特にチャレンジングな分野ではきっと色んなところで批判を聞くことでしょう。
ところがそんな批判の多くは、というよりもほぼ全てが中身のないものです。なぜそう言えるのか話を展開していきましょう。
どこにでも現れる批判野郎
世の中どこにでも批判をしたり顔でする人間というのはいます。しかもそれは厄介な事にそれなりの知識を持ち、もっともなことを言い放ってきます。
そんな批判野郎の不思議なところは別にそれがなんの目的でもないことです。もし、親が我が子を止めようとして『そんなことうまくいくわけない』とも言うなら話は分かるでしょう。『俺はもっとこうしたいんだ』という意志があって訴えかけるのなら分かります。そういった目的がないにも関わらず批判野郎は様々な物事に対してもっともな批判を浴びせてきます。
そんな批判野郎は主に評論家みたいな顔をして批判を繰り出します。その内容は主に『そんなことうまくいかないできっこない』という内容。特に日本には多いような批判野郎ですが、なぜ彼らをそこまで批判に掻き立てるのでしょうか。
批判のモチベーションは自分のプライド
人を批判するということには理由があります。心理学的な位置づけでそれは『自分を大きく見せること』です。人を批判することによってその対象よりも自分は優れているんだぞということを誇示するために人は批判を行います。それは、承認欲求に根源をなす人間の持った本能なのでしょう。
そんな『批判』ですが、実はもう少し違った役割を持ったものも存在します。それは、『希望的観測からなる事実認定』です。有名な話に確証バイアスというものがあります。
人が仮説や信念について検証する際にそれを確証づけるような情報のみを集め、反証するような情報を無意識のうちに除外して考えるようになること。
例えば、『自分の気に入っている商品があったとしてその商品のレビューのうちいいもののみを拾い出して見てしまう』などはよくある事例の1つ。
この確証バイアスが示すように、人は『こうである』と決めたらそのことに合致した情報しか受け入れません。要は、希望的にこうであるだろうという仮説を立てたとき、その仮説を補強するように情報を集めていき、その結果仮説は必ずその人間の頭の中では立証されてしまうことになります。自分がこうなって欲しいと願ったことが結果として『こうなるに違いない』に変わり、それが非常にもっともらしい批判に変わるということです。
人は自分を守るために批判を繰り返す
もっと話を突き詰めていきましょう。『~なんてうまくいくはずがない』という批判については実は2つの可能性が考えられます。
1つは、自分がそれはできなかったのだから他の人間もできるはずがないということ。例えば、起業をしたくてもできなかったもしくは失敗した人がいたとしましょう。そんなときこの人は『起業とは難しいし割に合わない』という仮説を立てます。そしてその仮説は確証バイアスによってどんどんと支持され、もっともらしいものへと変わります。そのとき、『起業とは難しいし割に合わない』ということを言うことによって”起業できなかった(失敗した)自分”を大きく見せることができます。だってそれだけ難しいし困難であるのだから。いわゆる自己の正当化のための批判です。
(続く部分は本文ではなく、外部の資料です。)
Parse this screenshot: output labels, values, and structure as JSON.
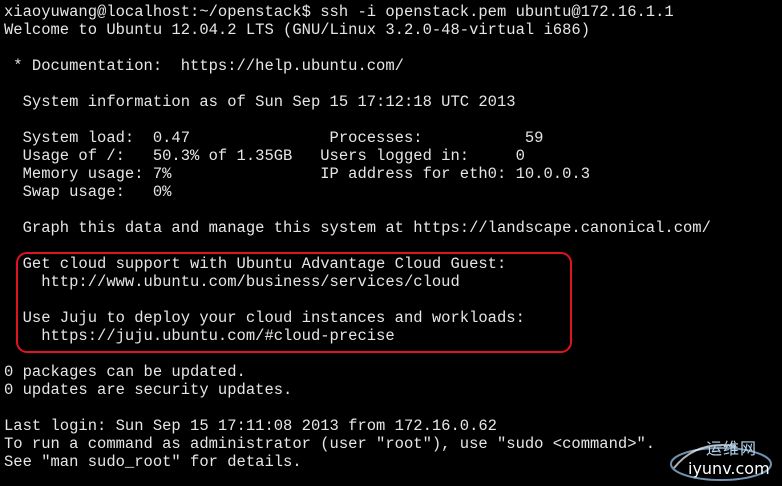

もう1つは、自分はこんな難しいことができたんだよということ。”(自分はできたけど)こんなに難しいんだからやらない方がいい”というような意味合いを持っています。先ほどの自分ができなかったことを正当化する場合は、確率論からなる話が多いですが、この場合は経験談に基づくものが多いです。よりリアリティのある話と共に批判というよりも、『大変だよ』という論調のときはこんな場合が多いです。
ネガティブな発言には裏がある
実は他者へのネガティブな発言というのはポジティブな発言とは意図が異なります。ポジティブな発言というのは通常コミュニケーションの一環として使われます。ポジティブな内容を話しているとお互い気分がいいからポジティブに話すわけです。ところが、ネガティブな発言というのは先程の例の通り、自分を大きく見せたり自己の正当化をするために行います。
だからこそ自分がその対象者ともなる批判、例えば起業をしたいのに起業なんてうまくいきっこないと言われたなどの場合は素直にあてにする必要はありません。そいつはあなたのためを思って心の底からアドバイスをしているわけでもなく自分のために話をしているだけなのだから聞き飛ばしていいでしょう。
自分の決断をするときはそんなただのネガティブな批判よりも確たる事実のみをしっかりと追った上で判断をしましょう。世の中には老害にあたる人間が腐るほどいます。そしてそいつらは自分のことしか考えていないし言うことに責任の1つも持ちません。自分がその一瞬を気持ちよく生きるために生きているようなやつらなのです。ただの批判のために優秀な芽が摘まれないことを切に願います。